The flight attendant's eyes swelled shut. "And then I ended up in the ER, yeah," Scarpuzzi said.

"Talking to my regular doctor, he pretty much said, 'Well, this isn't an allergic reaction, this is chemicals. This is a chemical reaction that's burning your skin, that's irritating your body," Scarpuzzi said. 

Some of the thousands who have filed complaints have shared similar stories and photos on social media. But separate testing by American, the flight attendants' union and the manufacturer have all shown chemical levels are within acceptable limits.

The airline reports it's spent more than $1 million to investigate what's going on -- but with no clear answer. Flight attendants are demanding a recall. 

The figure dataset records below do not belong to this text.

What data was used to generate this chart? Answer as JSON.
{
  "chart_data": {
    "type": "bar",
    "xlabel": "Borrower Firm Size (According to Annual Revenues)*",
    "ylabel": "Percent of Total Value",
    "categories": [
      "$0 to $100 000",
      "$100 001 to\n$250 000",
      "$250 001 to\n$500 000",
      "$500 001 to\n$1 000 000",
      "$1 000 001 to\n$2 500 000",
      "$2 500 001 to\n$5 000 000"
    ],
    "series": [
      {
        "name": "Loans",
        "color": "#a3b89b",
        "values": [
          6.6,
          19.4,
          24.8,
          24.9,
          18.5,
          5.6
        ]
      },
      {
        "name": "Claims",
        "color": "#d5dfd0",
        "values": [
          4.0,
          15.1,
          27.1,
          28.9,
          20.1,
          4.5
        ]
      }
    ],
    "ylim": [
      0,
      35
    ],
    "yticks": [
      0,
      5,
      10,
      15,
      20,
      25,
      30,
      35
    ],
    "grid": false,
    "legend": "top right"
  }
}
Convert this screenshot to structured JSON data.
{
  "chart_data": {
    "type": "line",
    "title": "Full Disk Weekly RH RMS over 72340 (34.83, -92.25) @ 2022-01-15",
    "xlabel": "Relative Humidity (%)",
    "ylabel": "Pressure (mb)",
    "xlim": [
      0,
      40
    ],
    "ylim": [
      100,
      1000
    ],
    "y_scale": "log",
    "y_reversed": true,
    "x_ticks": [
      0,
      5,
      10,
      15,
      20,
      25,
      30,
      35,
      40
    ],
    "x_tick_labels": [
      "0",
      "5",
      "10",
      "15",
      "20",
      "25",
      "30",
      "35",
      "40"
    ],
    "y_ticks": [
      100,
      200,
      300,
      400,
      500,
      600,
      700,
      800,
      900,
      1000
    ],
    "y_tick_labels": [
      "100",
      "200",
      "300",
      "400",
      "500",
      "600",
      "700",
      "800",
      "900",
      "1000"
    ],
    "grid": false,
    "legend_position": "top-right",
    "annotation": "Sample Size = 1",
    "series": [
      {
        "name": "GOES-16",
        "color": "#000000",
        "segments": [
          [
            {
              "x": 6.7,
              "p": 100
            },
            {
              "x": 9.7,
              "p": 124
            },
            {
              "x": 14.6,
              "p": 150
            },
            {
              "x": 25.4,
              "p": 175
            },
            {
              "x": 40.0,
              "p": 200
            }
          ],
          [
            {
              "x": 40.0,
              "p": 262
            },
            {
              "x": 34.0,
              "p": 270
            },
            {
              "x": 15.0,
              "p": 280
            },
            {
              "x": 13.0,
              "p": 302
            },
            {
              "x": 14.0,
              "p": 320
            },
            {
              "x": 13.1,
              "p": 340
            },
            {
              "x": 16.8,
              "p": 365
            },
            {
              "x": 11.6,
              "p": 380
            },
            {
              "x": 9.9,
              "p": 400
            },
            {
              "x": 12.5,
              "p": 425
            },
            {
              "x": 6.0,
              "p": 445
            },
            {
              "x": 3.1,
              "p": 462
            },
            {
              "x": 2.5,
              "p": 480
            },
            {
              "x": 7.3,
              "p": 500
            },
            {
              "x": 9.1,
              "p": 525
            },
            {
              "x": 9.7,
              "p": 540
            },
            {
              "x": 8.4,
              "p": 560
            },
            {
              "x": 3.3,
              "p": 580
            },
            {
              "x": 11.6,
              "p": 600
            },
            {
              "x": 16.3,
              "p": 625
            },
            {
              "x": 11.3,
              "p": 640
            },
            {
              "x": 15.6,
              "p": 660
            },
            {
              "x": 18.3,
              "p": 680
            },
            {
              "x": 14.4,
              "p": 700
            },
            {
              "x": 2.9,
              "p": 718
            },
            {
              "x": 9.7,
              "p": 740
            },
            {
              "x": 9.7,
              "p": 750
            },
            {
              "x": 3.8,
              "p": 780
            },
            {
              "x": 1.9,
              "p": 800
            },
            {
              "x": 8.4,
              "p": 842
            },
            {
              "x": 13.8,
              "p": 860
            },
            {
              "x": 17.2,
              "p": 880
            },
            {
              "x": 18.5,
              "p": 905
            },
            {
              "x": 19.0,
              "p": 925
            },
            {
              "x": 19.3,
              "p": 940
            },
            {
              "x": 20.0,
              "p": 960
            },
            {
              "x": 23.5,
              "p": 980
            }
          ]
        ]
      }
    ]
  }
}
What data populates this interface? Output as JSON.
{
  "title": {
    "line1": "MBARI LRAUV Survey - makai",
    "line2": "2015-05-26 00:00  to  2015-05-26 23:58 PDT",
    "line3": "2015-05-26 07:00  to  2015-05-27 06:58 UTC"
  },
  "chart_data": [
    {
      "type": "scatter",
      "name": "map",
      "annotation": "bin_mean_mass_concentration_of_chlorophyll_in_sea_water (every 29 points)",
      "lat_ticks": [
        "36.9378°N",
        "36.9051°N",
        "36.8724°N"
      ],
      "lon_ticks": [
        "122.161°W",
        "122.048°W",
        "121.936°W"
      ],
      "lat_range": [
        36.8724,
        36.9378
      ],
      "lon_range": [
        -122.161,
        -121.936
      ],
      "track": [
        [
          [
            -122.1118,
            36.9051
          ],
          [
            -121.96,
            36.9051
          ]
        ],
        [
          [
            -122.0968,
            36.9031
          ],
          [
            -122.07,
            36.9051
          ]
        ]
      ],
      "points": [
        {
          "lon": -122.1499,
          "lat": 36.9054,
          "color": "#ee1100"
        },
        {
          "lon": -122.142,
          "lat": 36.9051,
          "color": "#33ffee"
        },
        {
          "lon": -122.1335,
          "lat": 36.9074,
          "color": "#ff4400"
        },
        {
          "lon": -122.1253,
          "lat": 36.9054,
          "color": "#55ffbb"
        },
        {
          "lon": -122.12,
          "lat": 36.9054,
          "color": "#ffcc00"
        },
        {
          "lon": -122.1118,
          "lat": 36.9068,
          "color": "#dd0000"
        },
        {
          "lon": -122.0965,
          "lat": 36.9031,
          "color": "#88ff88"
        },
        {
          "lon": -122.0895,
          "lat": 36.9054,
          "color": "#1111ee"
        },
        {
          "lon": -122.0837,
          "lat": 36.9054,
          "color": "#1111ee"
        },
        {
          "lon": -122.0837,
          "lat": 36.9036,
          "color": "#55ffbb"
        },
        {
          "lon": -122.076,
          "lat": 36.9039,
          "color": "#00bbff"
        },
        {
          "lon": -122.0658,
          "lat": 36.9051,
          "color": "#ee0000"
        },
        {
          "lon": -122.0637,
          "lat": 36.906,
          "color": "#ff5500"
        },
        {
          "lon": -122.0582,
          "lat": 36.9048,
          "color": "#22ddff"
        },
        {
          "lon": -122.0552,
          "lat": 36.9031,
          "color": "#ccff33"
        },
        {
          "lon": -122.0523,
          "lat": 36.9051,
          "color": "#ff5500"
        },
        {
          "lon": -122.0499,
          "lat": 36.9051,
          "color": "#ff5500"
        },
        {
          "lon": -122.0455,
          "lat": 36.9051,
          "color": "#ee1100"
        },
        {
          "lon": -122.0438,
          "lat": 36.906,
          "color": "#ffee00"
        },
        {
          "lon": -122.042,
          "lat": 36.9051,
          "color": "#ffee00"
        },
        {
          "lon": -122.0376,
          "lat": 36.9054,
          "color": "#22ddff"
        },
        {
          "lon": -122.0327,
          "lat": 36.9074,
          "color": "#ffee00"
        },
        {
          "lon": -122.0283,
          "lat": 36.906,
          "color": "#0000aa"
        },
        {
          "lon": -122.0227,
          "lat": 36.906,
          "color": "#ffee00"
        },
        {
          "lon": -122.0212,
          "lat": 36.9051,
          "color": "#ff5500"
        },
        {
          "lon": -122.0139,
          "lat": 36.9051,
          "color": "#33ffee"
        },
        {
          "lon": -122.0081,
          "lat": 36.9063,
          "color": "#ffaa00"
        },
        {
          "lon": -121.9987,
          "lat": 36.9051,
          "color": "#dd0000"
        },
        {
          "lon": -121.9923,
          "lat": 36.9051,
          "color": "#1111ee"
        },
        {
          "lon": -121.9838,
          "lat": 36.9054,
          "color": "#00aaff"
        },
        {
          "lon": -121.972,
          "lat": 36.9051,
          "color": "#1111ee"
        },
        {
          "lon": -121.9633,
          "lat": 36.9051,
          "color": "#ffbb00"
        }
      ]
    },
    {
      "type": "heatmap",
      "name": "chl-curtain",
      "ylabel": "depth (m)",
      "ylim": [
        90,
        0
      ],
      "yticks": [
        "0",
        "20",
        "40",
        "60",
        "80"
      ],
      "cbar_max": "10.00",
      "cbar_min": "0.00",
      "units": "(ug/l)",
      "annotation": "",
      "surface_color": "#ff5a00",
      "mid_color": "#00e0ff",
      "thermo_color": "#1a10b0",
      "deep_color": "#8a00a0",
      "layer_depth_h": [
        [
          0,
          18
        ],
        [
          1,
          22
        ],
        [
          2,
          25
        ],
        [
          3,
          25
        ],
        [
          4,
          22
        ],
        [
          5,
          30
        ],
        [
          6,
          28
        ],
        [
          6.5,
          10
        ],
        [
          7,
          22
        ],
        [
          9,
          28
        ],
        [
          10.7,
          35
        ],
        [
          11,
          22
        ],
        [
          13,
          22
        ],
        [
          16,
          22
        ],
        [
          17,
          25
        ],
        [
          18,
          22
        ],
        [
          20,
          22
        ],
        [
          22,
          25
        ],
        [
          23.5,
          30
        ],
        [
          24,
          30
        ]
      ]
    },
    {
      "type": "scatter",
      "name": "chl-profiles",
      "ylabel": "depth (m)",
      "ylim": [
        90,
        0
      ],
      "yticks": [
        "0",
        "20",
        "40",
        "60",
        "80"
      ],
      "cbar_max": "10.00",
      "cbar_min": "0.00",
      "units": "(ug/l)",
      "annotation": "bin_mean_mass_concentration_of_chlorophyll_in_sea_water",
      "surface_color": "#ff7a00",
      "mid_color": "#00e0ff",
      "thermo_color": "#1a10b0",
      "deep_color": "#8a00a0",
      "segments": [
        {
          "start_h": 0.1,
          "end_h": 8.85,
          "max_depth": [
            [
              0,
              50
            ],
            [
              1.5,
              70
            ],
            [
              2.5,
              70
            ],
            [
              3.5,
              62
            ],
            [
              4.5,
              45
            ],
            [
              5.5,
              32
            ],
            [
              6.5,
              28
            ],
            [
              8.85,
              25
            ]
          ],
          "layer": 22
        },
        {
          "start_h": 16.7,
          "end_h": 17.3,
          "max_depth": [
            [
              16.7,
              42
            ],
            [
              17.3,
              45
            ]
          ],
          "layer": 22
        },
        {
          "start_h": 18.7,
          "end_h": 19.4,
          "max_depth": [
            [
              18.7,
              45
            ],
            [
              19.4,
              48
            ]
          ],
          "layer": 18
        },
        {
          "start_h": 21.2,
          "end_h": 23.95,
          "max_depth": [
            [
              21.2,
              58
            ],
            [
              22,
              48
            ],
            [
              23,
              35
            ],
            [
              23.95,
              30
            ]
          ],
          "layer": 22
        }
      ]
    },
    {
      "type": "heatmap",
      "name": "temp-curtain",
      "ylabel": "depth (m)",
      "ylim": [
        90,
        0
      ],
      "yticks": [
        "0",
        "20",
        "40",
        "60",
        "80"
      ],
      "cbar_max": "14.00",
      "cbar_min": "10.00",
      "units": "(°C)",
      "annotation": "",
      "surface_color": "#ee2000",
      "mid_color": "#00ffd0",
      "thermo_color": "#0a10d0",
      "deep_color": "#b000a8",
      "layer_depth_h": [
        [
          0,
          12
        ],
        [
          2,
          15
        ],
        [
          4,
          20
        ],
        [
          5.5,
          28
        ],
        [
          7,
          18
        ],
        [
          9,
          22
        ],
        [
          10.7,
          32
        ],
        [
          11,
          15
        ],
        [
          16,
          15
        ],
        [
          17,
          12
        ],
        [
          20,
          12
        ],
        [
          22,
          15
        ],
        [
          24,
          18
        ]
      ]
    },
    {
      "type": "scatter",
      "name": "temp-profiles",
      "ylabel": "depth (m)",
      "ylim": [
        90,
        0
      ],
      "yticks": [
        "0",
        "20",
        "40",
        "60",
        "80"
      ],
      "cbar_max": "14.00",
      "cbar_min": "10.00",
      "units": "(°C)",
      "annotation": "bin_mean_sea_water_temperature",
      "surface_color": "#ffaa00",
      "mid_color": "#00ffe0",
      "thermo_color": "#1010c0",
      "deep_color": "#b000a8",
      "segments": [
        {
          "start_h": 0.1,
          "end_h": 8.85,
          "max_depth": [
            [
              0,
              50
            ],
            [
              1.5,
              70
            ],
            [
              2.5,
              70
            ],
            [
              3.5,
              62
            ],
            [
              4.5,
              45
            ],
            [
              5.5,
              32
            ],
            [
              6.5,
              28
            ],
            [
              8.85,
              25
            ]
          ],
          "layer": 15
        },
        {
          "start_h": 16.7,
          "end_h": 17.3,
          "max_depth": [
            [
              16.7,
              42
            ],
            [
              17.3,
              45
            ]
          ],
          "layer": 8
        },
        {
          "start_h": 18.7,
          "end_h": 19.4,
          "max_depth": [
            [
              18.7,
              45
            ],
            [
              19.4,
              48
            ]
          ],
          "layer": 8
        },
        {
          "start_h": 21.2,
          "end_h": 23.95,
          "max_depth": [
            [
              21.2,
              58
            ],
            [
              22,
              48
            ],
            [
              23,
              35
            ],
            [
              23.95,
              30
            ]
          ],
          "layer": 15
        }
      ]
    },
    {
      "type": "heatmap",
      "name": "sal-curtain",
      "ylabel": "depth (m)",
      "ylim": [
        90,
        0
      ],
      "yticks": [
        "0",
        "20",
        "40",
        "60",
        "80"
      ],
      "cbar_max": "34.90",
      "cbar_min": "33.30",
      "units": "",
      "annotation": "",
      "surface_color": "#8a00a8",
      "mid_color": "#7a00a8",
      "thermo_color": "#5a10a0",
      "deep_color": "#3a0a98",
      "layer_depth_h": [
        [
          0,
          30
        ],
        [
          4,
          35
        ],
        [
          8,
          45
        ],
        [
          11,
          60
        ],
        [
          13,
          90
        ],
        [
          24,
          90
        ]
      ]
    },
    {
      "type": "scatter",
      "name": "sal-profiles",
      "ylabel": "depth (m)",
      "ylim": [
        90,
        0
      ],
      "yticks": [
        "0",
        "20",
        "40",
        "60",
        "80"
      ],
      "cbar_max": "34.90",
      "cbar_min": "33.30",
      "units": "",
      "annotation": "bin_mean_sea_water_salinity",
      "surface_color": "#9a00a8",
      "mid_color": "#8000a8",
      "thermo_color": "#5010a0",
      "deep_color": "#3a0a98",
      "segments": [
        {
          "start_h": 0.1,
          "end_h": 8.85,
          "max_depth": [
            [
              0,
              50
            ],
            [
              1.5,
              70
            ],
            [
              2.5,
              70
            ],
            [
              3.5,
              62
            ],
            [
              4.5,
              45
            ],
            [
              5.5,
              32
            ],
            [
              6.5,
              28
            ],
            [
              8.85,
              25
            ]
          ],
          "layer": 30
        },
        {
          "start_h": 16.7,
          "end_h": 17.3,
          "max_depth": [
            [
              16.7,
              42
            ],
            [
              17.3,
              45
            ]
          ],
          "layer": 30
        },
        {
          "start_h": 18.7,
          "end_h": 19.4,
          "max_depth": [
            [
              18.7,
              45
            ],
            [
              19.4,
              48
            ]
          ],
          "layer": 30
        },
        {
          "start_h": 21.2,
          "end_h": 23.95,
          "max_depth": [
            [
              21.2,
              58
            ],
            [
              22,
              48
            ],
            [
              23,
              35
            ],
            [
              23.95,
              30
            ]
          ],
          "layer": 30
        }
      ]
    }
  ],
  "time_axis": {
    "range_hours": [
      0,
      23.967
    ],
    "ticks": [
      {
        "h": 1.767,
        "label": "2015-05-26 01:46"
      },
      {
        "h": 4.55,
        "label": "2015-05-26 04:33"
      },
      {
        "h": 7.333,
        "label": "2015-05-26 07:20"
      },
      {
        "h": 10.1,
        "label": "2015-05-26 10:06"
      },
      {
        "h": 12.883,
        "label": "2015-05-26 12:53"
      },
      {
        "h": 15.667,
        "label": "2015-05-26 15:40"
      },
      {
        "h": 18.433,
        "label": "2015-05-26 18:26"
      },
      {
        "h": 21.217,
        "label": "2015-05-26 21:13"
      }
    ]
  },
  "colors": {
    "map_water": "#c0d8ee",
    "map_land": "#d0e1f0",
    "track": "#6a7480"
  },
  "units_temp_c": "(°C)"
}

"If we can't find out what the problem is and we are actually having these reactions, then I think that that's the next step," said Bob Ross, president of the Association of Professional Flight Attendants. 

"We don't want any employee to wear a uniform that they are not comfortable with," said Hector Adler, senior vice president of product and service delivery with American.  

He says the airline has offered a number of alternatives: allowing workers to wear their old uniforms, reimbursing them for purchasing look-alike items and providing uniforms with different materials. They're in the process of rolling out new uniforms from a different manufacturer. 

"Why not recall the uniforms? Why not just start over with that new option?" Van Cleave asked.

"Let me say that, right now, we are focused on getting this right, and working with individuals on a case-by-case basis to address their concerns," Adler said

But Scarpuzzi says they're not addressing all of his concerns.

"I'm still next to people who are wearing the uniform. When I sit on my jump seat, I try to give a couple inches of space between me and the other person because my first trip back after my ER visit, I got a rash, just from sitting next to someone wearing it," Scarpuzzi said.

On whether he feels it's worth it to continue working for the airline if it's risking his health, Scarpuzzi said, "I believe in American and I believe that they're going to do what's right for their employees and for the business. I'm willing to stick around to wait and see just how they address this issue."

The same manufacturer who made Americans' new uniforms faced similar complaints a few years ago by flight attendants with Alaska Airlines. Flight attendants unsuccessfully sued the company. In a statement, Twin Hill told CBS News it "has yet to receive any medical or scientific evidence indicating there is anything unsafe about the uniforms."